Taktik gerilya
Kelompok perlawanan di wilayah perkotaan juga mulai tumbuh, sebagian besar karena hasil dari anak-anak muda yang telah bersatu dalam jaringan bawah tanah setelah menghadiri kamp pelatihan singkat dengan kelompok etnis bersenjata di hutan. Sekembalinya ke kota, mereka mengadopsi taktik gerilya termasuk pemboman, pembakaran dan pembunuhan yang ditargetkan, termasuk orang-orang yang dicurigai sebagai informan atau orang-orang yang bersekutu dengan militer.
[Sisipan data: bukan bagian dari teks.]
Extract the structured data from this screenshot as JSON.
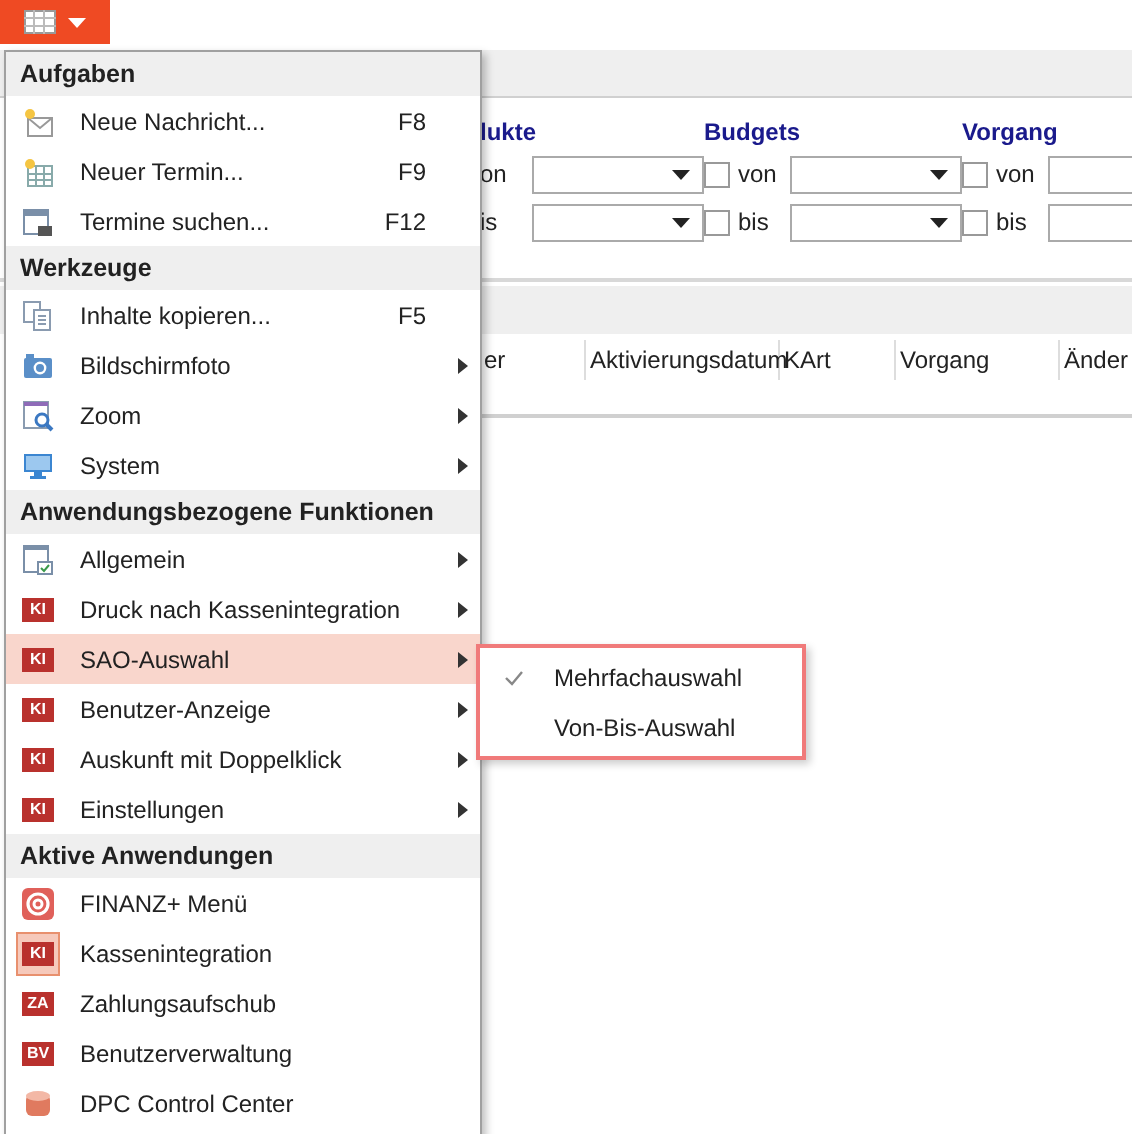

Majalah Frontier Myanmar melaporkan setidaknya ada 10 sel pemberontak perkotaan di kota-kota utama Myanmar, sementara Radio Free Asia menghitung lebih dari 300 ledakan sejak kudeta, sebagian besar di kantor polisi dan pemerintah dan fasilitas lain yang terhubung dengan rezim.
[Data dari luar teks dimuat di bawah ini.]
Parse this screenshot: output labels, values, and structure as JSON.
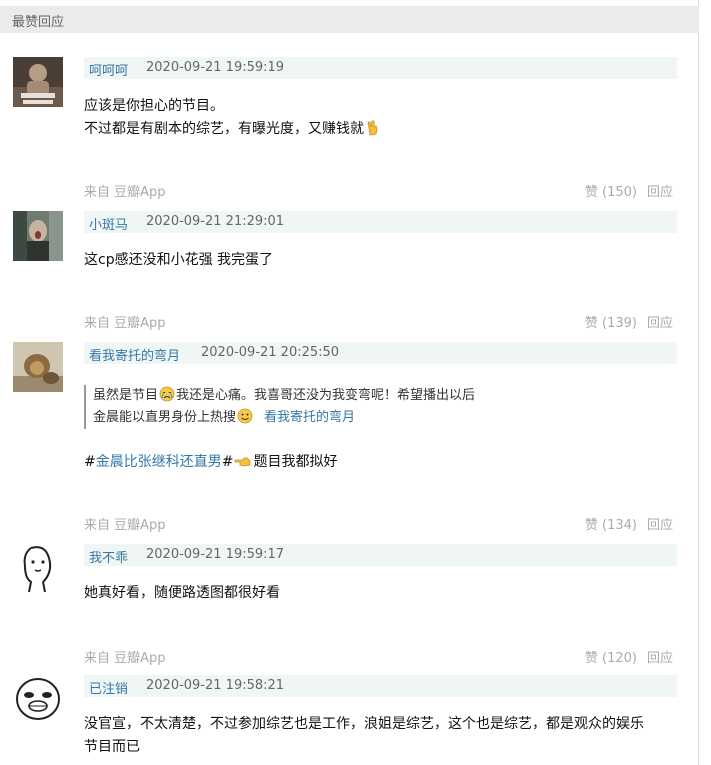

“(Militer) menindas kami dengan senjata. Haruskah kami berlutut atau haruskah kami melawan balik? Jika kami melawan dengan hanya hormat tiga jari, kami tidak akan pernah mendapatkan apa yang kami inginkan,” jelas Gue Gue (29), seorang dokter dan anggota perlawanan bawah tanah di Yangon.
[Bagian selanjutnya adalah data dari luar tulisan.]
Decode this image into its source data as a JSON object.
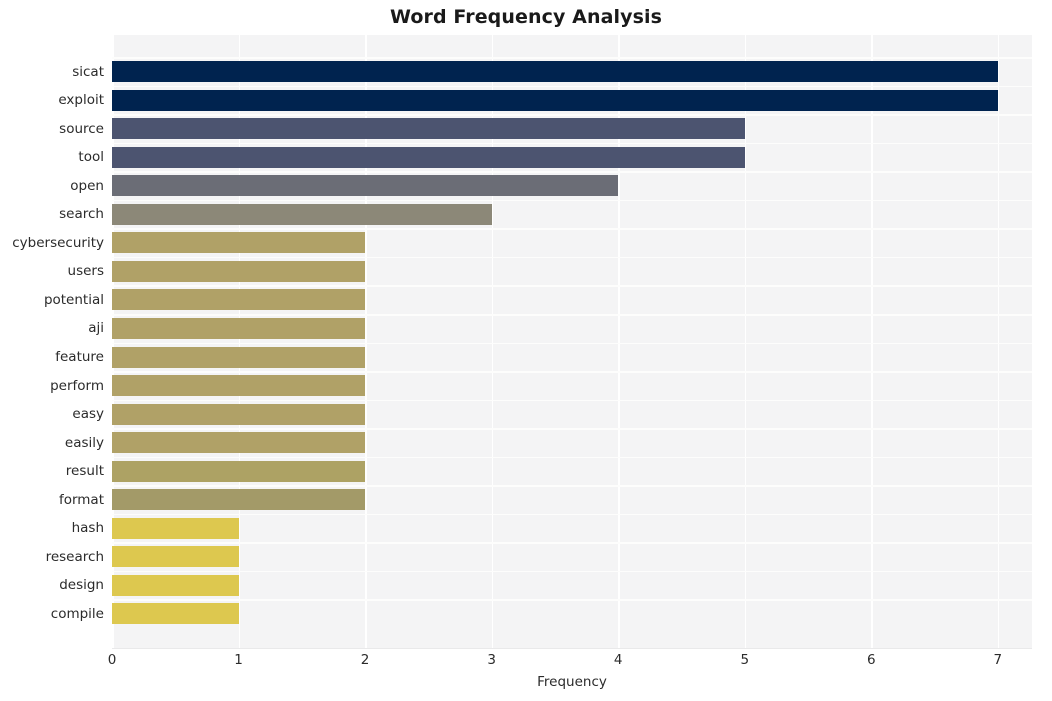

“Kami tidak dipersenjatai karena pilihan; ini karena kami tidak bisa mendapatkan apa yang kami inginkan dengan memintanya secara damai.”
Tapi dia mengatakan dia terus menerus hidup dalam ketakutan karena informan.
“Kami di perkotaan harus hidup sembunyi-sembunyi atau kami bisa dibunuh. Kami tidak bisa tidur nyenyak,” kata Gue Gue.
Kekhawatiran lain bagi para pejuang perlawanan adalah keluarga mereka: Sejak kudeta, setidaknya 76 orang telah ditahan ketika pasukan keamanan tidak dapat menemukan orang yang mereka ingin tangkap, menurut kelompok dokumentasi hak asasi manusia.
“Saya bilang ke orang tua saya kalau militer mencari saya, agar mengatakan mereka mencoba meyakinkan saya agar tidak mengangkat senjata, tetapi saya tidak mendengarkan,” kata Salai Vakok.
Dia telah memutuskan kontak dengan keluarganya sejak dia bergabung dengan kelompok perlawanan, tetapi mendengar keluarganya termasuk di antara ribuan orang yang terlantar akibat bentrokan di Mindat dan sekarang bersembunyi di hutan.